Bununla birlikte iktidar kanadının kendi milletvekillerine dahi televizyonlardaki tartışma programlarına çıkmamaları konusunda uyarılar yaptığı biliniyordu. Ya gazeteciler, ya eski milletvekilleri, ya da parti yöneticisi bir elin parmaklarını geçmeyecek sayıda isim bu programlara katılıyorlar. İktidarın bu stratejisi de artık çökmek üzere. Çünkü iktidar adına yorum yapanların birçoğu yaşanan olumsuzlukları ve sıkıntıları itiraf etmek zorunda kalıyorlar. Bu durum da milletin gözünden kaçmıyor. İletişim Başkanlığı’nın devletin ve yürütmenin başı olan Cumhurbaşkanlığı makamına iletişim desteği vermek yerine, AK Parti’nin tanıtma başkanlığı gibi hareket etmesi ve bu görevini(!) çok yanlış stratejilerle sürdürmesi de ayrıca dikkatleri çekmeye devam ediyor.

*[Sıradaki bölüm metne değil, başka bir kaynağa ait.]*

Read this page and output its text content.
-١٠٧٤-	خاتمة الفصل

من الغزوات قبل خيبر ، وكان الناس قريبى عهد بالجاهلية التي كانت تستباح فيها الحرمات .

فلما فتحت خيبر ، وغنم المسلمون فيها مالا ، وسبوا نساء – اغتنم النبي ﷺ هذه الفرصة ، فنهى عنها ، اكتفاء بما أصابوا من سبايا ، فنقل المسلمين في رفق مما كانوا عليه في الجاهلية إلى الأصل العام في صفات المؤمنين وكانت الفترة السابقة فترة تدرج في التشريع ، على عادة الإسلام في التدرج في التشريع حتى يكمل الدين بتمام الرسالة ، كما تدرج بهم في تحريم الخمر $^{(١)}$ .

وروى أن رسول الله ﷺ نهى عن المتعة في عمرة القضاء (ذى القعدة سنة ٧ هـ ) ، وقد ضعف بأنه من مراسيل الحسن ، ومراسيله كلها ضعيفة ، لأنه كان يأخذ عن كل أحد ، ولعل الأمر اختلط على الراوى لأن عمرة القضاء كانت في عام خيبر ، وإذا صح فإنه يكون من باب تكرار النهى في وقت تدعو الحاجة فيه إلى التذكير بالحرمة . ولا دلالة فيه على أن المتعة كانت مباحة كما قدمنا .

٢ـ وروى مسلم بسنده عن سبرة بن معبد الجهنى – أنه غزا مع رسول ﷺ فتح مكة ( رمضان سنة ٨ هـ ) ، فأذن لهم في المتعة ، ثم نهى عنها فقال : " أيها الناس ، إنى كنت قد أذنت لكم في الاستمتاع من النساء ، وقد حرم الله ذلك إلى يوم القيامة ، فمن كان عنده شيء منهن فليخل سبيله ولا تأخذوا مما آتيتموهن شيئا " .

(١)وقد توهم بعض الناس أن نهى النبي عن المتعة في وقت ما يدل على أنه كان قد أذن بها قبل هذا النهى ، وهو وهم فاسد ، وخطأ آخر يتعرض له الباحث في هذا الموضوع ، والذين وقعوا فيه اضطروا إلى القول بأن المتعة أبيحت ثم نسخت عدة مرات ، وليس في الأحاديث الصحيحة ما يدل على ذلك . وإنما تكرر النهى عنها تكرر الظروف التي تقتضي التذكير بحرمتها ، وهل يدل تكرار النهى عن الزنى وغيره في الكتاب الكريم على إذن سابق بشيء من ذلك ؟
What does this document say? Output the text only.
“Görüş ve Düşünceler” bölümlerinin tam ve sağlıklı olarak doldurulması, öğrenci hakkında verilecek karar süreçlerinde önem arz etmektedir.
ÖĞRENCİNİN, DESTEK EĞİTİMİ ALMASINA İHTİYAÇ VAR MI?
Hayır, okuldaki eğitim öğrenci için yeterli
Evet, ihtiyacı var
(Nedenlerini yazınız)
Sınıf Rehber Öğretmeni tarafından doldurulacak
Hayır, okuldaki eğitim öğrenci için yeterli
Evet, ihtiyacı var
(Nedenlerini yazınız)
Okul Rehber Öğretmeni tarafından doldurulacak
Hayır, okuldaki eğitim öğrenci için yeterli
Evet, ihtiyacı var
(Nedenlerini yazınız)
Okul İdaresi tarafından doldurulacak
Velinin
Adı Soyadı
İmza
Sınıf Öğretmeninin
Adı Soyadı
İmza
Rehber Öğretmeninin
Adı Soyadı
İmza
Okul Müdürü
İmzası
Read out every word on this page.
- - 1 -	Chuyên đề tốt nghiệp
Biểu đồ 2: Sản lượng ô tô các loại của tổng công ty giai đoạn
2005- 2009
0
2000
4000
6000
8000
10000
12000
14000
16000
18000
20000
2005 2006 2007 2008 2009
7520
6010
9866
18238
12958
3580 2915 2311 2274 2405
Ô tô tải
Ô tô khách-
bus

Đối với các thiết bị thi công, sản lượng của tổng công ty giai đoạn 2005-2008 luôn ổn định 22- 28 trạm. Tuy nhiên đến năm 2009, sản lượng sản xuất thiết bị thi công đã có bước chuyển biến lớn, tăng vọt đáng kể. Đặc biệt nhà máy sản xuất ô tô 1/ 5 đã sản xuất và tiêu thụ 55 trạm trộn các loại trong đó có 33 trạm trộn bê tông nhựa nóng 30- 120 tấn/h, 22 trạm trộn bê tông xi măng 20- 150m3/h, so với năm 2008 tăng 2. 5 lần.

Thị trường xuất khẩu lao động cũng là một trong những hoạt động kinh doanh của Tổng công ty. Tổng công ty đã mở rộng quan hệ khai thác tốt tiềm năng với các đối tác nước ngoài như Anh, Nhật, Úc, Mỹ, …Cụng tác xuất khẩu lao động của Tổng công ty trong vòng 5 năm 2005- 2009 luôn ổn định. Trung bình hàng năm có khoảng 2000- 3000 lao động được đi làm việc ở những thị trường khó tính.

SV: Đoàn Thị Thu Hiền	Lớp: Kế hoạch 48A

Sonuç olarak iktidar bu zamana kadar büyük kazanımlar elde ettiği tek sesliliğin, şimdi taban tabana zıt olumsuzluklarıyla yüzleşiyor. Yanlışlıklar sürdürülemez bir noktaya geldi, dayandı. Sokak dertli. Çiftçi çıkmazda. Gençler ümitsiz. Yanlışları düzeltmeye çalışırken yapılan icraatlar aslında hataların büyüklüğünü ve bu durumun bir savrulma hali olduğunu gösteriyor. Bu durumdan dolayı da toplumsal kesimlerin bu iktidarın dertlerine çare olamayacağına dair algıları da iyice artmaya başladı. Son tahlilde herkesin bildiği gerçek şudur; geldikleri yeri unutanlar, bulundukları yerde unutulurlar. Bu hep böyle oldu. Böyle olmaya da devam edecek.